Ethan was silent for so long that I checked to make sure the call hadn’t dropped. And then— “You were right, you know. Hays and I… it was our wedding day and it was chaos, but that’s no excuse. If it had been anyone else who hadn’t shown up, I would have sent someone over to check on them. But things between you and me have been effed up for a while now.”
“Sure.” I watched the big live oaks off Cal’s porch swaying in the wind. “You really thought I’d miss your wedding day?”
“Honestly? Yeah, I did.” For a beat, there was nothing but the creak of the porch swing. “You’ve always kind of had it out for me. Guess I wasn’t surprised when you didn’t show. And, Dally, for what it’s worth, what you said last month at The Spoke, about how would I like it if you’d hooked up with Hayden and made her feel like trash. God—” He made a strangled sound under his breath. “I don’t even know how I’d start getting past something like that. So let’s just say
I get it. I have a lot of amends to make for stupid ass decisions I made back then. I’ll keep apologizing to Lacey until she’s sick of hearing it, and I need you to know I’m sorry for what I did to you, too. You’re my brother. That comes before anything else.”
I swallowed past the lump in my throat. “Pretty sure you’re not the only one who’s made a mess of things lately. Maybe we can start by setting this thing between us right.”
Ending the call, I tapped my thumb against the wooden porch railing.
Me: I just transferred the money into your account. There’s more on the way. Use it. Burn it. Take it and rent a series of billboards out on Highway 29 proclaiming what a jackass I am. Up to you. But you’re having my kid. And if you think I’m going to sit around while you and Fancy go halvsies on the last carton of expired takeout in your post-apocalyptic refrigerator, think again.
BabyGotBake: Death wish?
BabyGotBake: Also, was there an apology in there somewhere? Because I seem to have missed it.

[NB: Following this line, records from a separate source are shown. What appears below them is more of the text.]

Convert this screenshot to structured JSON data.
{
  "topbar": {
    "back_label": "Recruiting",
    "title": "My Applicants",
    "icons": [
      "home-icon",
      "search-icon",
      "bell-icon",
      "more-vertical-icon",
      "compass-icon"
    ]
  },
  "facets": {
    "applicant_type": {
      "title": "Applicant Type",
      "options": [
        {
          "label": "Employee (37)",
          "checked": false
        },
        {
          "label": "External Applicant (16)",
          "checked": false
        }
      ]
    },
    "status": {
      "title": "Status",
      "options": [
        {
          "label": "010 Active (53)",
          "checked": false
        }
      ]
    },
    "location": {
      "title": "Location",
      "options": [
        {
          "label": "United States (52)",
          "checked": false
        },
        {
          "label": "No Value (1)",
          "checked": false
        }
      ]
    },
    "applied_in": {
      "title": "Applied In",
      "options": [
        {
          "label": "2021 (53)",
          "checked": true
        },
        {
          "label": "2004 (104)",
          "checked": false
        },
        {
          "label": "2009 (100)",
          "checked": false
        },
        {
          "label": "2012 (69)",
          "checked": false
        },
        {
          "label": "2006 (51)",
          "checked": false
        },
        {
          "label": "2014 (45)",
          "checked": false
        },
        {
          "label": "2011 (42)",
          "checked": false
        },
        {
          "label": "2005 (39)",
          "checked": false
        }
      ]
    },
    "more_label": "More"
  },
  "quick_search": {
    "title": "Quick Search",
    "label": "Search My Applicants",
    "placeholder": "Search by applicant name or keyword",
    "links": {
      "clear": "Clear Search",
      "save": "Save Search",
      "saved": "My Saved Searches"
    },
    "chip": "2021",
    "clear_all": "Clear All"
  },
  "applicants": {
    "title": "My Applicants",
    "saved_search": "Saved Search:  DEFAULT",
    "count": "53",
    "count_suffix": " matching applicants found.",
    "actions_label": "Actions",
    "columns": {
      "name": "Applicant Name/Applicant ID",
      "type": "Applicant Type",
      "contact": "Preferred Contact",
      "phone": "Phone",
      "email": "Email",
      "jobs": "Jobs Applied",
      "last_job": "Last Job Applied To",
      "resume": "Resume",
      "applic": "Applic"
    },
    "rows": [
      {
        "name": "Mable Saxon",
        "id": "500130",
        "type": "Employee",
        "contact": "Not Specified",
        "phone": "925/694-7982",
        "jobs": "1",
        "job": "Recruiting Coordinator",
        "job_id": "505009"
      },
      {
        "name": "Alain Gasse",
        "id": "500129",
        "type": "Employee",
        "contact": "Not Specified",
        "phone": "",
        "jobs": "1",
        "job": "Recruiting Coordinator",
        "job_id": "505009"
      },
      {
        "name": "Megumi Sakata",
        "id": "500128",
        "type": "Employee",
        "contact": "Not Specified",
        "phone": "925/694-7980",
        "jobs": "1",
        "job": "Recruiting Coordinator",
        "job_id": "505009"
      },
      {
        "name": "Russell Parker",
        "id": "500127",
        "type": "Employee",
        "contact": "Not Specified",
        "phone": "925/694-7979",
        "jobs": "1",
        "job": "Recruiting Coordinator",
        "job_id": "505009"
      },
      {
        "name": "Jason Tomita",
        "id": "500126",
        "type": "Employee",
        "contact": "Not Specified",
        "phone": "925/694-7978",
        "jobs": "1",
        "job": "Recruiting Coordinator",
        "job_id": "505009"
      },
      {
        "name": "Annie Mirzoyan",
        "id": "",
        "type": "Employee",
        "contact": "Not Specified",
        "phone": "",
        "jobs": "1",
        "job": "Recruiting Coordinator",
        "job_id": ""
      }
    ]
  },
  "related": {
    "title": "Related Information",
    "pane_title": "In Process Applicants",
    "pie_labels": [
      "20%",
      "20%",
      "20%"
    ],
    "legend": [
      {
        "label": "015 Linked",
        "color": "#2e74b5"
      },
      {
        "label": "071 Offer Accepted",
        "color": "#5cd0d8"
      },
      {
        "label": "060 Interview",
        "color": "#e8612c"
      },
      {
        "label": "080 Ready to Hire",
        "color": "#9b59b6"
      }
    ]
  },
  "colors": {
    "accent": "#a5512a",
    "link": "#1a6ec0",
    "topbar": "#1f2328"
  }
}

BabyGotBake: You know, in between you giving our cat an identity crisis. *skull emoji* *knife emoji*
Damn. I was in trouble.
Me: I was an ass. I’m sorry. And not just for tonight. I owe you an apology for every time I promised you the world then asked you to lie about us like we were a dirty secret. I’m sorry I let us get in so deep, all the while keeping back the truth about who I really was.
Me: I failed you that night senior year when I didn’t stop to tell you the truth before we took that final step. Because it doesn’t matter that we should have been safe. I broke your trust. And you’re the one who’s had to pay for it ever since. And worse, you’ve stood by while I’ve half-assed things and refused to deal with my issues. That ends today. I have no idea how to be a good father. But I’m pretty sure that step one is to go to whatever doctor Cal finds for me and get my head screwed on straight.
Three blinking dots appeared. Vanished. I stared down at the screen, breath crystalizing in the cold night air. A second later, West burst out onto the porch, Cal hot on his heels.